No primeiro post deste blog, em novembro de 2015, analisei um artigo de Michael Butler, que é um exame de primeira linha dos argumentos transcendentais (ATs) e sua relação com o ATC (Argumento Transcendental Cristão) pressuposicional de Van Til, Bahnsen etc. Recomendo a leitura atenta do artigo de Butler.

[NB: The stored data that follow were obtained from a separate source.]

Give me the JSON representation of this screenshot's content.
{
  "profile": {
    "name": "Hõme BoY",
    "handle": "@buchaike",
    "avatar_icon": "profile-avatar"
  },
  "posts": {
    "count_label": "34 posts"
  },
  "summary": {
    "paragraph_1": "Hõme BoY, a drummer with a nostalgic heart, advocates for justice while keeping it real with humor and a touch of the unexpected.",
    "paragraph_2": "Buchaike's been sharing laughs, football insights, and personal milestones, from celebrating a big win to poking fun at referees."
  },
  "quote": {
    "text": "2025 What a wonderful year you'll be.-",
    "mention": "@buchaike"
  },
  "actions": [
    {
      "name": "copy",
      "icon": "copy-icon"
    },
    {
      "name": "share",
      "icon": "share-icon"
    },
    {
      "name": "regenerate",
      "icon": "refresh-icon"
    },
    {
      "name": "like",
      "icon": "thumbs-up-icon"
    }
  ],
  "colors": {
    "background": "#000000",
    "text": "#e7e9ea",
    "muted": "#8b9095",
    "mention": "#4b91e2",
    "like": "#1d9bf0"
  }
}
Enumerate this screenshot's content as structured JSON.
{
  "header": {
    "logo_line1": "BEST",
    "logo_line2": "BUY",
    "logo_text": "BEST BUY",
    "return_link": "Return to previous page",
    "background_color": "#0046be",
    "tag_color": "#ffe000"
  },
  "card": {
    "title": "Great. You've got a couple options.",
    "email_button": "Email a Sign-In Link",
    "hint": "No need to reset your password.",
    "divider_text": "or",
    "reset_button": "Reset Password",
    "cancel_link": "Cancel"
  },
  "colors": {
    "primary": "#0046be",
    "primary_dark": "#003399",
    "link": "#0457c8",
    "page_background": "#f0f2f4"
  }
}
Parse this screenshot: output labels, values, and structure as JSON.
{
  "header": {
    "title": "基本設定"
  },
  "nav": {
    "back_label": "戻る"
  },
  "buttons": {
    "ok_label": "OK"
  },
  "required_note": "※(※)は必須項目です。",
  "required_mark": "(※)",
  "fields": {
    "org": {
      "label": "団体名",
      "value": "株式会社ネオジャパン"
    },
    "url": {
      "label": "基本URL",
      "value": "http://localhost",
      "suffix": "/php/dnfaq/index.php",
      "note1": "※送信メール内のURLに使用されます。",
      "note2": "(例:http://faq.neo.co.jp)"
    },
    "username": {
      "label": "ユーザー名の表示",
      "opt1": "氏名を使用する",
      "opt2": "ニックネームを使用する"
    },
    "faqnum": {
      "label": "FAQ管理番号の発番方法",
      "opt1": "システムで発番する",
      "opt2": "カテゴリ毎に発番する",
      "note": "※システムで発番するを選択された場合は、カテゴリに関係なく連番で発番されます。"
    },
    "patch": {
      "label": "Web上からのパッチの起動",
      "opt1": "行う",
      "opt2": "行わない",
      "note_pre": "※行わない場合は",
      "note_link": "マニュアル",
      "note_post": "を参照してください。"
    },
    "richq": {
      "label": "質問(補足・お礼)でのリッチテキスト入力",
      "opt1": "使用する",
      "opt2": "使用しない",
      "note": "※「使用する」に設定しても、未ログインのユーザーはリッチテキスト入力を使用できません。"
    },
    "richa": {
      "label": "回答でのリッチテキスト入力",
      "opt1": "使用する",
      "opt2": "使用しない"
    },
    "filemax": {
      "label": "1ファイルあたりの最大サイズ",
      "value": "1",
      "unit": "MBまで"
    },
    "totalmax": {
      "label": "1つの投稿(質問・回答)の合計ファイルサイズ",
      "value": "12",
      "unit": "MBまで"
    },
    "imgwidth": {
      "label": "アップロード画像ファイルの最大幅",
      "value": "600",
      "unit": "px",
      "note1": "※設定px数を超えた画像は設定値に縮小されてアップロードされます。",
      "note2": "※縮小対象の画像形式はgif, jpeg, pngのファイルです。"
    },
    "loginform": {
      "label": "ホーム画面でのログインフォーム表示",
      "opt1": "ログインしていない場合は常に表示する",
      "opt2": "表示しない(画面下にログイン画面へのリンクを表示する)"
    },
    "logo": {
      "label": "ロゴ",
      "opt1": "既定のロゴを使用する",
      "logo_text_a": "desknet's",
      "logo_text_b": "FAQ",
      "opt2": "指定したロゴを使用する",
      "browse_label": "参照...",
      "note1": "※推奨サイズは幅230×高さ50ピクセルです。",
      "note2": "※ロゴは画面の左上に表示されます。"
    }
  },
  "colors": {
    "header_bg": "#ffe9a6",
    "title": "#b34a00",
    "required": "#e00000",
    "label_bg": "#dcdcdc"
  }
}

Parte do interesse nesse artigo reside na amplitude da leitura que Butler fez sobre o assunto. Ele inclui uma revisão abrangente da literatura contemporânea sobre ATs na filosofia analítica e um olhar satisfatório sobre as origens kantianas dessa tradição. Também oferece uma análise da abordagem de Van Til e como ela foi levada adiante por Greg Bahnsen. Butler, embora ele próprio um pressuposicionalista (e, creio, treinado por Bahnsen), levanta quatro críticas interessantes ao ATC. Ele explica as tentativas de Bahnsen de refutar essas críticas e, em seguida, critica essas refutações sucessivamente. As quatro objeções são:

“(1) a natureza do ATC; (2) a prova de unicidade para a conclusão do ATC; (3) a mera suficiência da cosmovisão cristã; (4) a mudança da necessidade conceitual da existência de Deus para a existência real do Deus cristão.”

A última objeção é provavelmente a mais interessante, e a que menos prestei atenção no meu post anterior. Como diz Butler:

"Considero esta restrição o argumento mais poderoso contra o ATC e o mais difícil de responder."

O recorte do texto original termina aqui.